Compared to last year that is a 70% drop in demand. The Australian quotes Du Shuaibing of Baichuan, a Beijing rare earth consultancy: “The global market has adopted a cautious, wait-and-see attitude in rare-earth procurement, resulting in weakness upstream and downstream.”
China mines roughly 95% of the world’s rare earths and is also the globe’s top consumer. It said at the start of the year that it will keep the allocation for the entire year at just over 30,000 tonnes.
The country’s export restriction on rare earths is currently before the World Trade Organization after the EU, Japan and the US complained, but what promised to be a precedent-setting case about trade with China now looks more like a damp squib.
This has not stopped lawmakers in the US from viewing rare earths – employed in critical components of the automotive, high tech, green energy and defence industries – as a national security issue and the industry worthy of special treatment.
Some have even called into question an official report from the Pentagon that showed that even at the height of China’s clampdown US defence contractors never faced a shortage of rare earths.

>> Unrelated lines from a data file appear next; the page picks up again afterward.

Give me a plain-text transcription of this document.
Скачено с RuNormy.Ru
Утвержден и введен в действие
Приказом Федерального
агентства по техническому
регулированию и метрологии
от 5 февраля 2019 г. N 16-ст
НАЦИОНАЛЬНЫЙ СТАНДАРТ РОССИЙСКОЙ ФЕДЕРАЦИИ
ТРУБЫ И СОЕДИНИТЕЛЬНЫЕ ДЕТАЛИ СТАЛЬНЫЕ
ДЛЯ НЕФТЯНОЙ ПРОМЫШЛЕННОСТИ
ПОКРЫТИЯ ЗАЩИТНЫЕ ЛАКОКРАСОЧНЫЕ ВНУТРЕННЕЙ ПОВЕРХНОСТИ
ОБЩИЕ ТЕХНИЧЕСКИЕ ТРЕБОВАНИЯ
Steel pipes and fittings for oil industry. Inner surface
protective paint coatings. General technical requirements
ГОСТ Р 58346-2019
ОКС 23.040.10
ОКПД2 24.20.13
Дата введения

The slump in prices of REEs is as dramatic as the decline in volumes. Some more abundant rare earth elements such as lanthanum have crashed by more than 70%. While heavy and scarcer REEs such as dysprosium have generally held up better, many have also experienced price declines of 50% or more.
The changing marketplace has also led to a brutal beating of Molycorp, which was once the world’s top supplier of REEs and is now restarting mining and processing.
The Colorado company is destined to become the number one producer of the 17 elements outside China, but the rapidly changing economics of the industry has seen its stock decline 20% this week and 74% since May last year.